Dévoreur de pellicule monomaniaque, ce blog servira à commenter pour ceux que cela intéresse tout mes visionnages de classiques, coup de coeur et curiosités. Je vais tenter le défi de la chronique journalière histoire de justifier le titre du blog donc chaque jour nouveau film et nouveau topo plus ou moins long selon l'inspiration. Bonne lecture et plein de découvertes j'espère! Vous pouvez me contacter à justinkwedi@gmail.com, sur twitter et instagram
La Madone aux deux visages - Madonna of the Seven Moons, Arthur Crabtree (1945)

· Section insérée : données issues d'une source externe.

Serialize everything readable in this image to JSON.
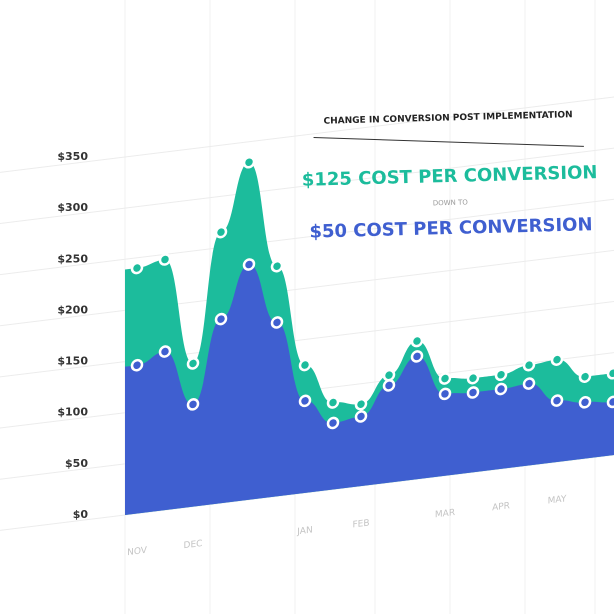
{
  "chart_data": {
    "type": "area",
    "title": "CHANGE IN CONVERSION POST IMPLEMENTATION",
    "annotations": [
      "$125 COST PER CONVERSION",
      "DOWN TO",
      "$50 COST PER CONVERSION"
    ],
    "categories": [
      "NOV",
      null,
      "DEC",
      null,
      null,
      null,
      "JAN",
      null,
      "FEB",
      null,
      null,
      "MAR",
      null,
      "APR",
      null,
      "MAY",
      null,
      null
    ],
    "series": [
      {
        "color": "#1cbc9c",
        "values": [
          240,
          245,
          140,
          265,
          330,
          225,
          125,
          85,
          80,
          105,
          135,
          95,
          92,
          92,
          98,
          100,
          80,
          80
        ]
      },
      {
        "color": "#3f5fd0",
        "values": [
          145,
          155,
          100,
          180,
          230,
          170,
          90,
          65,
          68,
          95,
          120,
          80,
          78,
          78,
          80,
          60,
          55,
          52
        ]
      }
    ],
    "ylim": [
      0,
      350
    ],
    "yticks": [
      {
        "value": 0,
        "label": "$0"
      },
      {
        "value": 50,
        "label": "$50"
      },
      {
        "value": 100,
        "label": "$100"
      },
      {
        "value": 150,
        "label": "$150"
      },
      {
        "value": 200,
        "label": "$200"
      },
      {
        "value": 250,
        "label": "$250"
      },
      {
        "value": 300,
        "label": "$300"
      },
      {
        "value": 350,
        "label": "$350"
      }
    ],
    "grid": true
  }
}
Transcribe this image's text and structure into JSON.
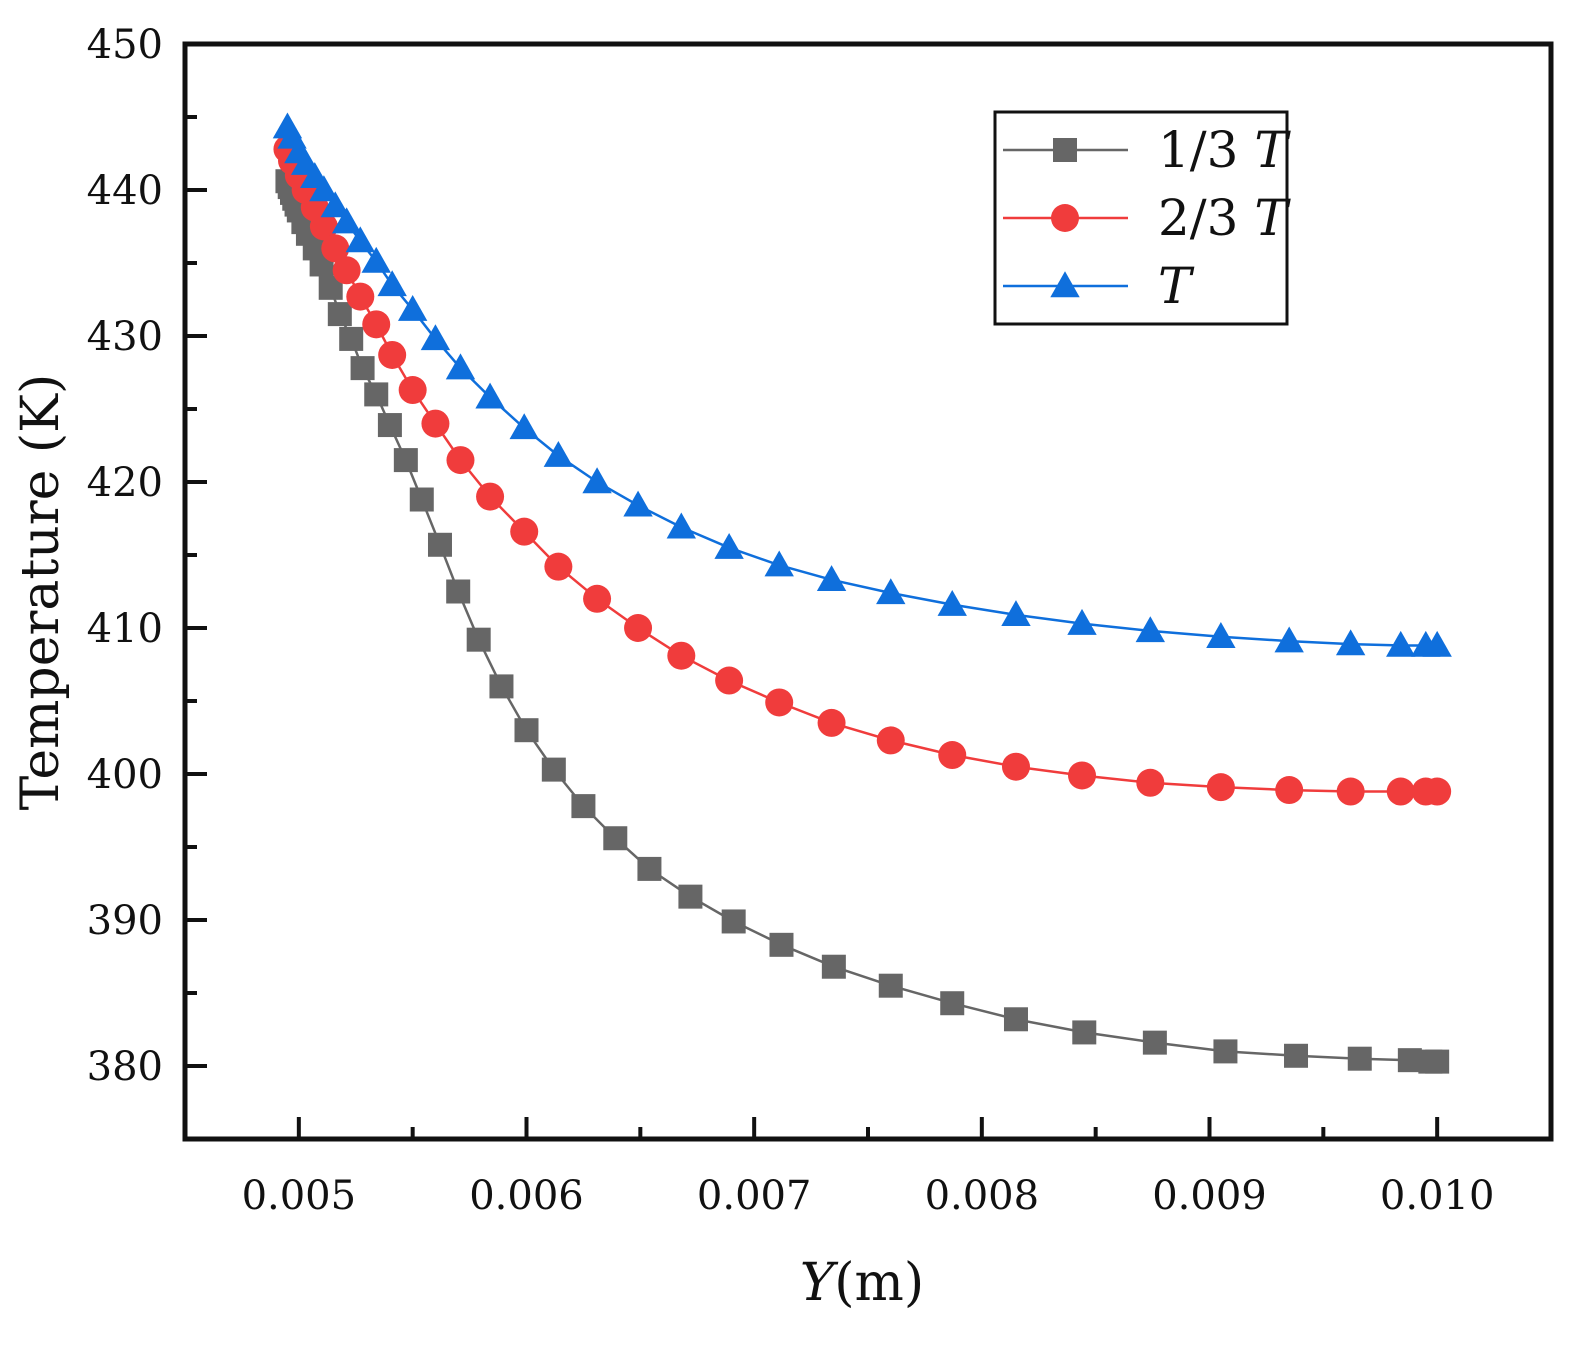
{
  "chart_data": {
    "type": "line",
    "title": "",
    "xlabel": "Y(m)",
    "xlabel_var": "Y",
    "xlabel_unit": "(m)",
    "ylabel": "Temperature (K)",
    "xlim": [
      0.0045,
      0.0105
    ],
    "ylim": [
      375,
      450
    ],
    "xticks": [
      0.005,
      0.006,
      0.007,
      0.008,
      0.009,
      0.01
    ],
    "xtick_labels": [
      "0.005",
      "0.006",
      "0.007",
      "0.008",
      "0.009",
      "0.010"
    ],
    "yticks": [
      380,
      390,
      400,
      410,
      420,
      430,
      440,
      450
    ],
    "ytick_labels": [
      "380",
      "390",
      "400",
      "410",
      "420",
      "430",
      "440",
      "450"
    ],
    "grid": false,
    "legend_position": "top-right",
    "series": [
      {
        "name": "1/3 T",
        "label_prefix": "1/3 ",
        "label_var": "T",
        "marker": "square",
        "color": "#666666",
        "x": [
          0.00495,
          0.00496,
          0.00497,
          0.00498,
          0.00499,
          0.005,
          0.00502,
          0.00504,
          0.00507,
          0.0051,
          0.00514,
          0.00518,
          0.00523,
          0.00528,
          0.00534,
          0.0054,
          0.00547,
          0.00554,
          0.00562,
          0.0057,
          0.00579,
          0.00589,
          0.006,
          0.00612,
          0.00625,
          0.00639,
          0.00654,
          0.00672,
          0.00691,
          0.00712,
          0.00735,
          0.0076,
          0.00787,
          0.00815,
          0.00845,
          0.00876,
          0.00907,
          0.00938,
          0.00966,
          0.00988,
          0.00997,
          0.01
        ],
        "y": [
          440.6,
          440.2,
          439.8,
          439.4,
          439.0,
          438.6,
          437.8,
          437.0,
          436.0,
          434.9,
          433.3,
          431.5,
          429.8,
          427.8,
          426.0,
          423.9,
          421.5,
          418.8,
          415.7,
          412.5,
          409.2,
          406.0,
          403.0,
          400.3,
          397.8,
          395.6,
          393.5,
          391.6,
          389.9,
          388.3,
          386.8,
          385.5,
          384.3,
          383.2,
          382.3,
          381.6,
          381.0,
          380.7,
          380.5,
          380.4,
          380.3,
          380.3
        ]
      },
      {
        "name": "2/3 T",
        "label_prefix": "2/3 ",
        "label_var": "T",
        "marker": "circle",
        "color": "#f03c3c",
        "x": [
          0.00495,
          0.00497,
          0.005,
          0.00503,
          0.00507,
          0.00511,
          0.00516,
          0.00521,
          0.00527,
          0.00534,
          0.00541,
          0.0055,
          0.0056,
          0.00571,
          0.00584,
          0.00599,
          0.00614,
          0.00631,
          0.00649,
          0.00668,
          0.00689,
          0.00711,
          0.00734,
          0.0076,
          0.00787,
          0.00815,
          0.00844,
          0.00874,
          0.00905,
          0.00935,
          0.00962,
          0.00984,
          0.00995,
          0.01
        ],
        "y": [
          442.8,
          442.0,
          441.0,
          440.0,
          438.8,
          437.5,
          436.0,
          434.5,
          432.7,
          430.8,
          428.7,
          426.3,
          424.0,
          421.5,
          419.0,
          416.6,
          414.2,
          412.0,
          410.0,
          408.1,
          406.4,
          404.9,
          403.5,
          402.3,
          401.3,
          400.5,
          399.9,
          399.4,
          399.1,
          398.9,
          398.8,
          398.8,
          398.8,
          398.8
        ]
      },
      {
        "name": "T",
        "label_prefix": "",
        "label_var": "T",
        "marker": "triangle",
        "color": "#0f6fdc",
        "x": [
          0.00495,
          0.00497,
          0.005,
          0.00503,
          0.00507,
          0.00511,
          0.00516,
          0.00521,
          0.00527,
          0.00534,
          0.00541,
          0.0055,
          0.0056,
          0.00571,
          0.00584,
          0.00599,
          0.00614,
          0.00631,
          0.00649,
          0.00668,
          0.00689,
          0.00711,
          0.00734,
          0.0076,
          0.00787,
          0.00815,
          0.00844,
          0.00874,
          0.00905,
          0.00935,
          0.00962,
          0.00984,
          0.00995,
          0.01
        ],
        "y": [
          444.3,
          443.6,
          442.6,
          441.8,
          440.9,
          440.0,
          438.9,
          437.8,
          436.5,
          435.1,
          433.5,
          431.8,
          429.8,
          427.8,
          425.8,
          423.7,
          421.8,
          420.0,
          418.4,
          416.9,
          415.5,
          414.3,
          413.3,
          412.4,
          411.6,
          410.9,
          410.3,
          409.8,
          409.4,
          409.1,
          408.9,
          408.8,
          408.8,
          408.8
        ]
      }
    ]
  }
}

Traumatisé dans son adolescence,
Maddalena possède une double personnalité. Le jour de la fête de sa
fille, Angela, elle s'enfuit vivre avec son amant Nino, avec qui elle
est Rosanna.
Au croisement du thriller, du mélodrame et du film psychanalytique, Madonna of the Seven Moons
est un des films les plus étranges et audacieux produit par la
Gainsborough. Le film adapte un roman de Margery Lawrence spécialiste du
récit à mystère et surnaturel et on sera servi tant on empruntera ici
des chemins inattendus. Alors qu'elle est encore adolescente au couvent,
Maddalena (Phyllis Calvert) est violée par un inconnu. La scène est
filmée comme dans un cauchemar, saccadée, sans parole et avec un
expressionnisme prononcé évoquant un film muet.
C'est un traumatisme
aussi bref qu'halluciné que notre héroïne n'aura de cesse d'effacer de
sa mémoire au prix de sa santé mentale. La jeune fille n'aura pas le
temps d'encaisser le choc de cette agression puisque dans la foulée elle
doit quitter le couvent pour se marier selon la volonté de son père et
la douleur refoulée va avoir un effet surprenant sur elle. Nous la
retrouvons bien des années plus tard, mariée, heureuse et attendant le
retour de sa fille parti étudier depuis de longues années en Angleterre.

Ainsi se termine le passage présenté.